Public interest organizations filed a complaint on SPP’s accreditation policies in EL24-96, which they asked to be consolidated with the two Section 205 dockets. FERC declined to include the complaint in the joint proceeding, saying it deals with whether the RTO’s current policies are just and reasonable, not the reforms proposed in the two consolidated dockets.
The U.S. Department of Energy has made conditional loan commitments totaling $22.9 billion to utilities for transmission, pipeline and clean power investments.
An estimated 14.8 million customers in 12 states stand to benefit from the lower-cost debt issued through DOE’s Loan Programs Office.
The LPO said Jan. 16 that the projects planned will add much-needed transmission capacity; provide new wind, solar and hydropower generation on the gigawatt scale; and replace more than 3,000 miles of leaky gas mains and distribution lines that pose a threat to public safety and to the climate.
LPO listed the following details about the guarantees:
AEP — $1.6 billion to benefit 3.8 million customers in Indiana, Michigan, Ohio, Oklahoma and West Virginia by reconductoring or rebuilding almost 5,000 miles of transmission lines, increasing transmission capacity by 70% and creating a more reliable and efficient system better able to meet growing energy demands.
Consumers Energy — $5.23 billion to benefit 3.1 million customers in Michigan through the CE Clean Energy project, a wide-ranging plan that includes more than 1.8 GW of new solar and wind capacity; battery storage; virtual power plants; and replacement of legacy gas pipelines.

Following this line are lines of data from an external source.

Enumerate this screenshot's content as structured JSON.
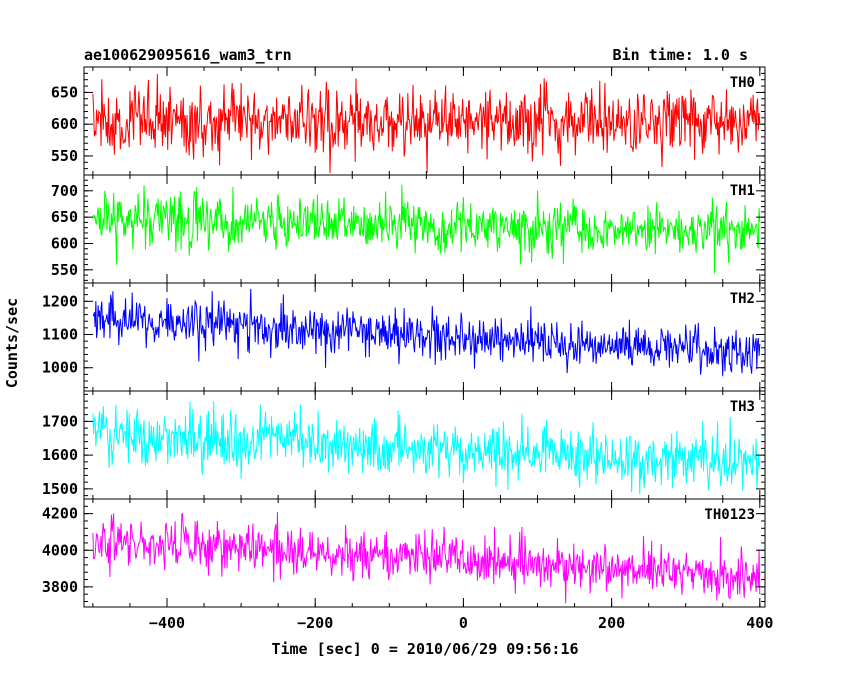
{
  "header": {
    "title": "ae100629095616_wam3_trn",
    "bin_time": "Bin time: 1.0 s"
  },
  "chart_data": {
    "type": "line",
    "xlabel": "Time [sec] 0 = 2010/06/29 09:56:16",
    "ylabel": "Counts/sec",
    "xlim": [
      -512,
      407
    ],
    "x_ticks": [
      -400,
      -200,
      0,
      200,
      400
    ],
    "x_tick_labels": [
      "−400",
      "−200",
      "0",
      "200",
      "400"
    ],
    "x_range_data": [
      -500,
      400
    ],
    "bin_seconds": 1.0,
    "panels": [
      {
        "name": "TH0",
        "color": "#ff0000",
        "ylim": [
          520,
          690
        ],
        "y_ticks": [
          550,
          600,
          650
        ],
        "y_tick_labels": [
          "550",
          "600",
          "650"
        ],
        "mean_start": 605,
        "mean_end": 605,
        "noise": 27
      },
      {
        "name": "TH1",
        "color": "#00ff00",
        "ylim": [
          525,
          730
        ],
        "y_ticks": [
          550,
          600,
          650,
          700
        ],
        "y_tick_labels": [
          "550",
          "600",
          "650",
          "700"
        ],
        "mean_start": 650,
        "mean_end": 620,
        "noise": 24
      },
      {
        "name": "TH2",
        "color": "#0000ff",
        "ylim": [
          930,
          1255
        ],
        "y_ticks": [
          1000,
          1100,
          1200
        ],
        "y_tick_labels": [
          "1000",
          "1100",
          "1200"
        ],
        "mean_start": 1150,
        "mean_end": 1045,
        "noise": 36
      },
      {
        "name": "TH3",
        "color": "#00ffff",
        "ylim": [
          1470,
          1790
        ],
        "y_ticks": [
          1500,
          1600,
          1700
        ],
        "y_tick_labels": [
          "1500",
          "1600",
          "1700"
        ],
        "mean_start": 1660,
        "mean_end": 1580,
        "noise": 42
      },
      {
        "name": "TH0123",
        "color": "#ff00ff",
        "ylim": [
          3690,
          4280
        ],
        "y_ticks": [
          3800,
          4000,
          4200
        ],
        "y_tick_labels": [
          "3800",
          "4000",
          "4200"
        ],
        "mean_start": 4060,
        "mean_end": 3850,
        "noise": 65
      }
    ]
  }
}
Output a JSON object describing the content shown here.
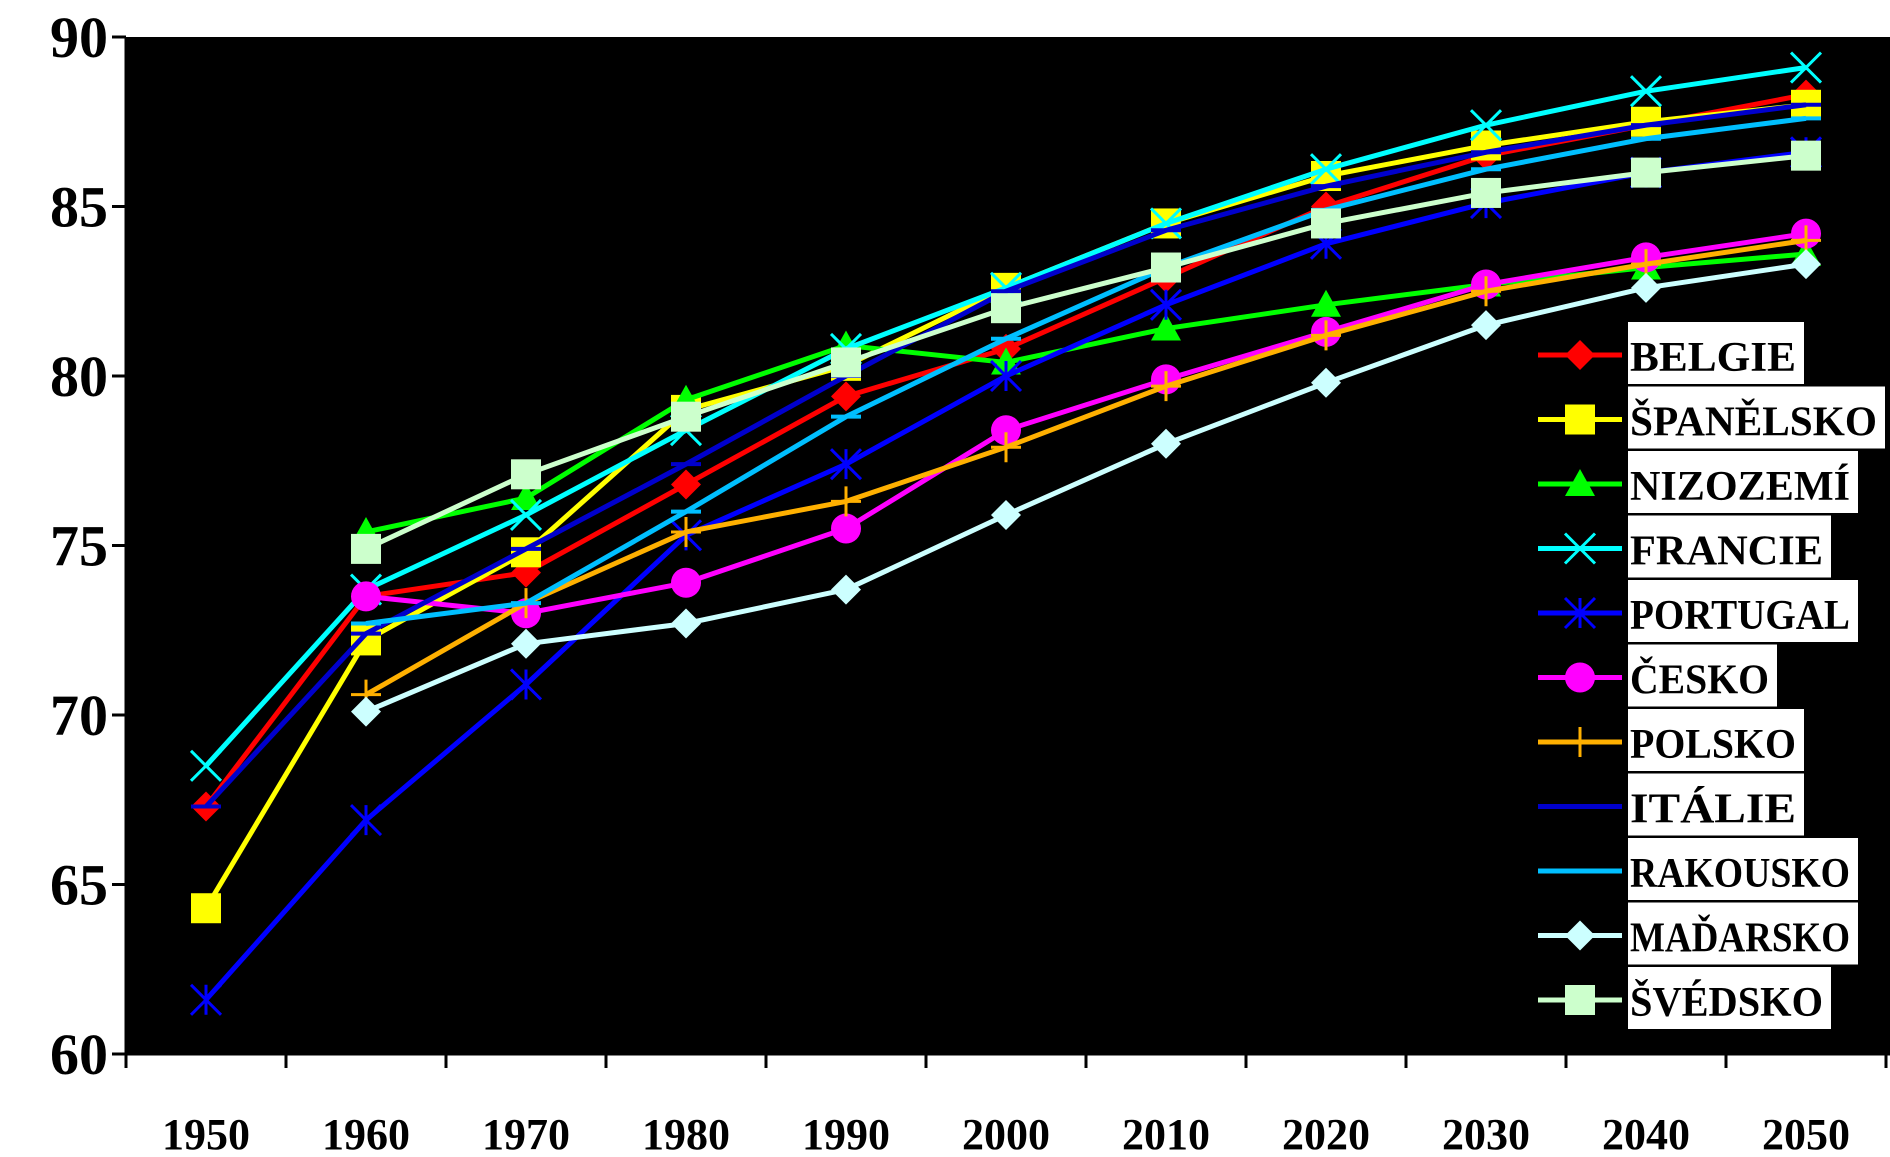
{
  "chart_data": {
    "type": "line",
    "title": "",
    "xlabel": "",
    "ylabel": "",
    "x": [
      "1950",
      "1960",
      "1970",
      "1980",
      "1990",
      "2000",
      "2010",
      "2020",
      "2030",
      "2040",
      "2050"
    ],
    "ylim": [
      60,
      90
    ],
    "yticks": [
      60,
      65,
      70,
      75,
      80,
      85,
      90
    ],
    "background": "#000000",
    "grid": false,
    "legend_position": "right",
    "series": [
      {
        "name": "BELGIE",
        "color": "#ff0000",
        "marker": "diamond",
        "values": [
          67.3,
          73.5,
          74.2,
          76.8,
          79.4,
          80.8,
          82.9,
          85.0,
          86.5,
          87.4,
          88.3
        ]
      },
      {
        "name": "ŠPANĚLSKO",
        "color": "#ffff00",
        "marker": "square",
        "values": [
          64.3,
          72.2,
          74.8,
          79.0,
          80.3,
          82.6,
          84.5,
          85.9,
          86.8,
          87.5,
          88.0
        ]
      },
      {
        "name": "NIZOZEMÍ",
        "color": "#00ff00",
        "marker": "triangle",
        "values": [
          null,
          75.4,
          76.4,
          79.3,
          80.9,
          80.4,
          81.4,
          82.1,
          82.7,
          83.2,
          83.6
        ]
      },
      {
        "name": "FRANCIE",
        "color": "#00ffff",
        "marker": "x",
        "values": [
          68.5,
          73.7,
          75.9,
          78.4,
          80.8,
          82.6,
          84.5,
          86.1,
          87.4,
          88.4,
          89.1
        ]
      },
      {
        "name": "PORTUGAL",
        "color": "#0000ff",
        "marker": "asterisk",
        "values": [
          61.6,
          66.9,
          70.9,
          75.3,
          77.4,
          80.0,
          82.1,
          83.9,
          85.1,
          86.0,
          86.6
        ]
      },
      {
        "name": "ČESKO",
        "color": "#ff00ff",
        "marker": "circle",
        "values": [
          null,
          73.5,
          73.0,
          73.9,
          75.5,
          78.4,
          79.9,
          81.3,
          82.7,
          83.5,
          84.2
        ]
      },
      {
        "name": "POLSKO",
        "color": "#ffb000",
        "marker": "plus",
        "values": [
          null,
          70.6,
          73.3,
          75.4,
          76.3,
          77.9,
          79.7,
          81.2,
          82.5,
          83.3,
          84.0
        ]
      },
      {
        "name": "ITÁLIE",
        "color": "#0000cc",
        "marker": "dash",
        "values": [
          67.3,
          72.4,
          74.9,
          77.4,
          80.0,
          82.5,
          84.3,
          85.6,
          86.6,
          87.4,
          88.0
        ]
      },
      {
        "name": "RAKOUSKO",
        "color": "#00bfff",
        "marker": "dash",
        "values": [
          null,
          72.7,
          73.3,
          76.0,
          78.8,
          81.1,
          83.2,
          84.9,
          86.1,
          87.0,
          87.6
        ]
      },
      {
        "name": "MAĎARSKO",
        "color": "#ccffff",
        "marker": "diamond",
        "values": [
          null,
          70.1,
          72.1,
          72.7,
          73.7,
          75.9,
          78.0,
          79.8,
          81.5,
          82.6,
          83.3
        ]
      },
      {
        "name": "ŠVÉDSKO",
        "color": "#ccffcc",
        "marker": "square",
        "values": [
          null,
          74.9,
          77.1,
          78.8,
          80.4,
          82.0,
          83.2,
          84.5,
          85.4,
          86.0,
          86.5
        ]
      }
    ]
  }
}
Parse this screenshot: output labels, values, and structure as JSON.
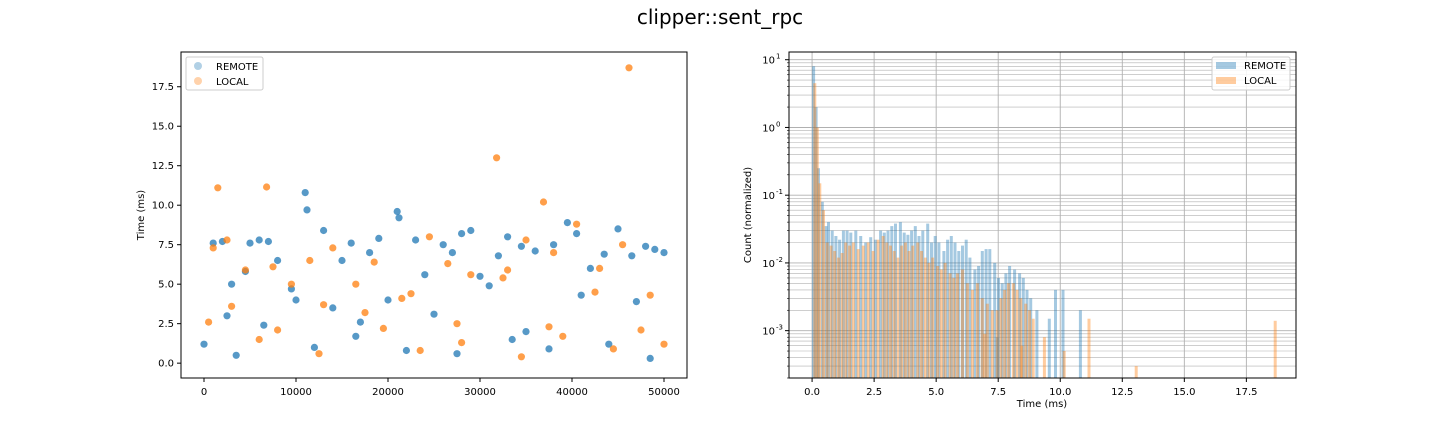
{
  "figure": {
    "title": "clipper::sent_rpc"
  },
  "colors": {
    "remote": "#1f77b4",
    "local": "#ff7f0e"
  },
  "chart_data": [
    {
      "type": "scatter",
      "xlabel": "",
      "ylabel": "Time (ms)",
      "xlim": [
        -2500,
        52500
      ],
      "ylim": [
        -0.94,
        19.7
      ],
      "xticks": [
        0,
        10000,
        20000,
        30000,
        40000,
        50000
      ],
      "xtick_labels": [
        "0",
        "10000",
        "20000",
        "30000",
        "40000",
        "50000"
      ],
      "yticks": [
        0.0,
        2.5,
        5.0,
        7.5,
        10.0,
        12.5,
        15.0,
        17.5
      ],
      "ytick_labels": [
        "0.0",
        "2.5",
        "5.0",
        "7.5",
        "10.0",
        "12.5",
        "15.0",
        "17.5"
      ],
      "grid": false,
      "legend": {
        "position": "top-left",
        "entries": [
          "REMOTE",
          "LOCAL"
        ]
      },
      "series": [
        {
          "name": "REMOTE",
          "color": "#1f77b4",
          "x": [
            0,
            1000,
            2000,
            3000,
            5000,
            6000,
            7000,
            8000,
            9500,
            11000,
            11200,
            13000,
            15000,
            16000,
            18000,
            19000,
            21000,
            21200,
            23000,
            24000,
            26000,
            27000,
            28000,
            29000,
            31000,
            32000,
            33000,
            34500,
            36000,
            38000,
            39500,
            40500,
            42000,
            43500,
            45000,
            46500,
            48000,
            49000,
            50000,
            2500,
            4500,
            10000,
            14000,
            17000,
            20000,
            25000,
            30000,
            35000,
            41000,
            47000,
            3500,
            12000,
            22000,
            33500,
            44000,
            6500,
            16500,
            27500,
            37500,
            48500
          ],
          "y": [
            1.2,
            7.6,
            7.7,
            5.0,
            7.6,
            7.8,
            7.7,
            6.5,
            4.7,
            10.8,
            9.7,
            8.4,
            6.5,
            7.6,
            7.0,
            7.9,
            9.6,
            9.2,
            7.8,
            5.6,
            7.5,
            7.0,
            8.2,
            8.4,
            4.9,
            6.8,
            8.0,
            7.4,
            7.1,
            7.5,
            8.9,
            8.2,
            6.0,
            6.9,
            8.5,
            6.8,
            7.4,
            7.2,
            7.0,
            3.0,
            5.8,
            4.0,
            3.5,
            2.6,
            4.0,
            3.1,
            5.5,
            2.0,
            4.3,
            3.9,
            0.5,
            1.0,
            0.8,
            1.5,
            1.2,
            2.4,
            1.7,
            0.6,
            0.9,
            0.3
          ]
        },
        {
          "name": "LOCAL",
          "color": "#ff7f0e",
          "x": [
            1500,
            6800,
            31800,
            36900,
            46200,
            1000,
            2500,
            4500,
            7500,
            9500,
            11500,
            14000,
            16500,
            18500,
            21500,
            24500,
            26500,
            29000,
            33000,
            35000,
            38000,
            40500,
            43000,
            45500,
            48500,
            500,
            3000,
            8000,
            13000,
            17500,
            22500,
            27500,
            32500,
            37500,
            42500,
            47500,
            50000,
            6000,
            19500,
            28000,
            39000,
            44500,
            12500,
            23500,
            34500
          ],
          "y": [
            11.1,
            11.15,
            13.0,
            10.2,
            18.7,
            7.3,
            7.8,
            5.9,
            6.1,
            5.0,
            6.5,
            7.3,
            5.0,
            6.4,
            4.1,
            8.0,
            6.3,
            5.6,
            5.9,
            7.8,
            7.0,
            8.8,
            6.0,
            7.5,
            4.3,
            2.6,
            3.6,
            2.1,
            3.7,
            3.2,
            4.4,
            2.5,
            5.4,
            2.3,
            4.5,
            2.1,
            1.2,
            1.5,
            2.2,
            1.3,
            1.7,
            0.9,
            0.6,
            0.8,
            0.4
          ]
        }
      ]
    },
    {
      "type": "bar",
      "subtype": "histogram",
      "xlabel": "Time (ms)",
      "ylabel": "Count (normalized)",
      "xlim": [
        -0.93,
        19.5
      ],
      "ylim": [
        0.0002,
        13
      ],
      "yscale": "log",
      "xticks": [
        0.0,
        2.5,
        5.0,
        7.5,
        10.0,
        12.5,
        15.0,
        17.5
      ],
      "xtick_labels": [
        "0.0",
        "2.5",
        "5.0",
        "7.5",
        "10.0",
        "12.5",
        "15.0",
        "17.5"
      ],
      "yticks_major": [
        0.001,
        0.01,
        0.1,
        1,
        10
      ],
      "ytick_labels": [
        "10",
        "10",
        "10",
        "10",
        "10"
      ],
      "ytick_exponents": [
        "-3",
        "-2",
        "-1",
        "0",
        "1"
      ],
      "grid": true,
      "legend": {
        "position": "top-right",
        "entries": [
          "REMOTE",
          "LOCAL"
        ]
      },
      "series": [
        {
          "name": "REMOTE",
          "color": "#1f77b4",
          "bins": [
            [
              0.0,
              8.0
            ],
            [
              0.1,
              2.0
            ],
            [
              0.2,
              0.25
            ],
            [
              0.35,
              0.08
            ],
            [
              0.5,
              0.035
            ],
            [
              0.6,
              0.04
            ],
            [
              0.75,
              0.03
            ],
            [
              0.9,
              0.025
            ],
            [
              1.05,
              0.022
            ],
            [
              1.2,
              0.03
            ],
            [
              1.35,
              0.03
            ],
            [
              1.5,
              0.028
            ],
            [
              1.7,
              0.03
            ],
            [
              1.9,
              0.025
            ],
            [
              2.1,
              0.02
            ],
            [
              2.3,
              0.024
            ],
            [
              2.5,
              0.022
            ],
            [
              2.7,
              0.03
            ],
            [
              2.85,
              0.028
            ],
            [
              3.0,
              0.03
            ],
            [
              3.15,
              0.035
            ],
            [
              3.3,
              0.038
            ],
            [
              3.5,
              0.04
            ],
            [
              3.65,
              0.028
            ],
            [
              3.8,
              0.026
            ],
            [
              3.95,
              0.03
            ],
            [
              4.1,
              0.035
            ],
            [
              4.25,
              0.025
            ],
            [
              4.4,
              0.03
            ],
            [
              4.6,
              0.038
            ],
            [
              4.75,
              0.02
            ],
            [
              4.9,
              0.025
            ],
            [
              5.05,
              0.02
            ],
            [
              5.25,
              0.015
            ],
            [
              5.4,
              0.022
            ],
            [
              5.55,
              0.025
            ],
            [
              5.7,
              0.02
            ],
            [
              5.85,
              0.015
            ],
            [
              6.0,
              0.018
            ],
            [
              6.15,
              0.022
            ],
            [
              6.3,
              0.012
            ],
            [
              6.5,
              0.008
            ],
            [
              6.65,
              0.009
            ],
            [
              6.8,
              0.015
            ],
            [
              6.95,
              0.016
            ],
            [
              7.1,
              0.016
            ],
            [
              7.3,
              0.01
            ],
            [
              7.45,
              0.006
            ],
            [
              7.6,
              0.005
            ],
            [
              7.75,
              0.007
            ],
            [
              7.9,
              0.009
            ],
            [
              8.1,
              0.008
            ],
            [
              8.3,
              0.007
            ],
            [
              8.45,
              0.006
            ],
            [
              8.6,
              0.004
            ],
            [
              8.75,
              0.003
            ],
            [
              9.0,
              0.002
            ],
            [
              9.5,
              0.0015
            ],
            [
              9.75,
              0.004
            ],
            [
              10.05,
              0.004
            ],
            [
              10.75,
              0.002
            ],
            [
              7.4,
              0.0008
            ]
          ]
        },
        {
          "name": "LOCAL",
          "color": "#ff7f0e",
          "bins": [
            [
              0.05,
              4.5
            ],
            [
              0.15,
              1.0
            ],
            [
              0.25,
              0.15
            ],
            [
              0.4,
              0.06
            ],
            [
              0.55,
              0.02
            ],
            [
              0.7,
              0.018
            ],
            [
              0.85,
              0.015
            ],
            [
              1.0,
              0.012
            ],
            [
              1.15,
              0.014
            ],
            [
              1.3,
              0.02
            ],
            [
              1.45,
              0.018
            ],
            [
              1.6,
              0.02
            ],
            [
              1.8,
              0.016
            ],
            [
              2.0,
              0.018
            ],
            [
              2.2,
              0.02
            ],
            [
              2.4,
              0.015
            ],
            [
              2.6,
              0.022
            ],
            [
              2.8,
              0.025
            ],
            [
              2.95,
              0.02
            ],
            [
              3.1,
              0.018
            ],
            [
              3.25,
              0.015
            ],
            [
              3.4,
              0.012
            ],
            [
              3.55,
              0.018
            ],
            [
              3.7,
              0.02
            ],
            [
              3.85,
              0.015
            ],
            [
              4.0,
              0.018
            ],
            [
              4.2,
              0.02
            ],
            [
              4.35,
              0.015
            ],
            [
              4.5,
              0.012
            ],
            [
              4.65,
              0.01
            ],
            [
              4.8,
              0.012
            ],
            [
              5.0,
              0.009
            ],
            [
              5.15,
              0.008
            ],
            [
              5.3,
              0.01
            ],
            [
              5.5,
              0.007
            ],
            [
              5.65,
              0.006
            ],
            [
              5.8,
              0.007
            ],
            [
              6.0,
              0.008
            ],
            [
              6.2,
              0.005
            ],
            [
              6.4,
              0.004
            ],
            [
              6.6,
              0.005
            ],
            [
              6.8,
              0.003
            ],
            [
              7.0,
              0.0025
            ],
            [
              7.2,
              0.002
            ],
            [
              7.4,
              0.002
            ],
            [
              7.55,
              0.003
            ],
            [
              7.7,
              0.004
            ],
            [
              7.85,
              0.005
            ],
            [
              8.05,
              0.005
            ],
            [
              8.2,
              0.004
            ],
            [
              8.35,
              0.003
            ],
            [
              8.55,
              0.0025
            ],
            [
              8.7,
              0.002
            ],
            [
              8.85,
              0.0015
            ],
            [
              9.3,
              0.0008
            ],
            [
              10.1,
              0.0005
            ],
            [
              11.1,
              0.0015
            ],
            [
              13.0,
              0.0003
            ],
            [
              18.6,
              0.0014
            ],
            [
              6.9,
              0.0009
            ],
            [
              8.4,
              0.0006
            ]
          ]
        }
      ]
    }
  ]
}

DTE Electric — $7.17 billion to benefit 2.3 million customers in Michigan by building thousands of megawatts of generation and battery storage capacity that will be cleaner than existing generation.
DTE Gas — $1.64 billion to benefit 1.3 million customers in Michigan by updating older gas mains and lines and moving metering infrastructure outdoors.
Interstate Power and Light — $1.43 billion to benefit 500,000 customers in Iowa; parent company Alliant Energy retired a major coal-fired facility in Iowa in 2023 and plans to add approximately 2 GW of wind power and battery storage capacity in Iowa and Wisconsin.
Jersey Central Power & Light — $716 million to benefit 1.2 million customers through the New Jersey Clean Energy Corridor, a package of substation expansions and 40 miles of transmission upgrades that will increase capacity by nearly 4.9 GW and 20 MMWh.
PacifiCorp — $3.52 billion to benefit 2.1 million customers in California, Idaho, Oregon and Utah through Project WIRE, which is intended to augment system capacity and reduce curtailment of existing wind plants by building and reconductoring transmission lines to support existing and future power generation.
Wisconsin Power and Light — $1.62 billion to benefit 500,000 customers in Wisconsin; parent company Alliant Energy plans to stop burning coal at a Wisconsin plant before 2030 and plans to add approximately 2 GW of wind power and battery storage capacity in Wisconsin and Iowa.
The conditional loan commitments announced Jan. 16 are through the LPO’s Title 17 Energy Infrastructure Reinvestment Program, created by the Inflation Reduction Act of 2022.
DOE and the recipients must satisfy technical, legal, environmental and financial conditions before DOE finalizes and funds the loan guarantees.
AEP said in a news release that it expects to close on the loan this quarter.
President Bill Fehrman said: “AEP is investing $54 billion in transmission, distribution and generation projects over the next 5 years. Funds from this program will support these investments and save our customers money while we work to improve reliability and bring economic growth to our states. The funds we are able to save through this program enable us to make additional investments to enhance service for our customers.”